本日のBL:二重人格ヤンキーDK × いじめられっ子DK

いらっしゃいませ。架空の本屋「みつまる書店」へようこそ。

bl漫画好き店長のみつまるこです。

 

ここでは1日1冊、私の好みに刺さったbl漫画について記録しています。

(間違って来店された方、bl苦手な方はこの先入店不可です。早く逃げて〜)

 

 

 

昨日に引き続き今日も気分が晴れません。ということで本日もヘビーなBLを読んで過ごしました。

 

今回のは昨日よりもさらに重たい。バイオレンスでダークな漫画です。パクチーみたいに好き嫌い分かれそう。

 

バイオレンス苦手な方、キャピキャピラブラブしたのが読みたい方はこの先読まない方がいいです。

 

 

 

本日のBLはこちら

真夜中のクライングモア (gateauコミックス)

真夜中のクライングモア (gateauコミックス)

 

タイトル:「真夜中のクライングモア」

闇度:★★★★★

バイオレンス度:★★★★☆

エロ度:★★★★☆

出てくる要素:高校生 ブレザー ヤンキー 黒髪 いじめ バイオレンス グロ 流血

 

 

読んでて辛い。全体の9割は辛い。

 

幸せなシーンがほぼ無いです。

 

表紙の男子は受け。高2。中学時代にゲイだとバレたことがきっかけで、高校に至るまでヘビーにいじめられ続けています。殴る蹴るというよりは●ェラさせられたりとか、そういういじめられ方。誰にも相談できずひたすら耐える地味男子。

 

攻めは表紙にいません。金髪ロン毛のヤンキー(カラーイラスト確認できなかったので髪色不明ですが、モノクロページでは白髪なので多分金パ)。高2。でも訳あって受けより2歳年上。普段学校では一匹狼で物静か、でも夜は超バイオレンス少年という2つの顔をもっています。

 

この2人が高校で知り合って、だんだんと親しくなって…と思ったらそうでもなくて…みたいなストーリーです。(わかりづら)

 

 

以下はこの漫画で印象的だったこと2つ

 

【その1】

まず、受けのいじめ描写がグロい。

このいじめシーン、分類的には濡場。でも双方の合意の上での行為じゃなく一方的なものなので、読めば読むほど苦しい。

キャラ一人一人の言葉遣い、姿勢、表情、展開とか諸々が、やけにリアル。いじめのシーンすごく細かく描かれてて、本当は見ていて気持ちよくないものなのに、なぜか目が離せなかった。

いじめ描写に関してはすえのぶけいこさんの「ライフ」って漫画に似た空気感があります。

 

 

【その2】

攻めのキャラ設定が重すぎる。

小学生のときおっさんに性的な被害(「みだらな行為」の方)を受けており、その反動でオネエ口調&バイオレンス性格を発症しています。夜になるとヤンキー仲間とつるんでいろんな人をボッコボコに。流血ぱない。少年院数回経験済みです。

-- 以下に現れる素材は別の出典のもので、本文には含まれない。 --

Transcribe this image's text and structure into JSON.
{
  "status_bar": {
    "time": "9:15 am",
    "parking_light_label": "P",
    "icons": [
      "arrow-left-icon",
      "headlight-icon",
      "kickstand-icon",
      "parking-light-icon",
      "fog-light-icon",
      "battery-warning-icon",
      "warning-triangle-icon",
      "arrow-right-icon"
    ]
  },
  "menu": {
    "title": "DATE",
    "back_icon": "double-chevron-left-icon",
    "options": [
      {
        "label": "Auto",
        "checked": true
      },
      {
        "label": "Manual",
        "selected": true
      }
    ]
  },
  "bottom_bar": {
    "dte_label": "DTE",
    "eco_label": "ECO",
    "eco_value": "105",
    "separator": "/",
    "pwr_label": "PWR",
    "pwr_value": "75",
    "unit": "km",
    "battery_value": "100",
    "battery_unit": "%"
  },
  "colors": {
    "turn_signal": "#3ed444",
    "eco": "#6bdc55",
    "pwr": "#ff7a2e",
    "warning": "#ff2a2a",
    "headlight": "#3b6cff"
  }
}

幼少期の体験のせいで、思考回路が一般人と大きく異なっています。それゆえに他人との会話のキャッチボールがいびつ。文法的には合ってるけど、文脈的には「あれ?」って感じ。 親しくなればなるほど、そのいびつさが色濃くなります。そして同時に残酷になる。

 

 

 

2人ともざっくり言えばメンヘラなんですが…どうもその言葉で表現するには軽すぎる。もっと病みも闇も深いです。

 

 

暗いことばっかり書いてきたけど、最後だけはまさかのやんわりハッピーエンド。

最後に希望があるのがせめてもの救い。

前半98%と最後2%の空気感のギャップすごいです。

 

 

ということで今日はここまで。また明日。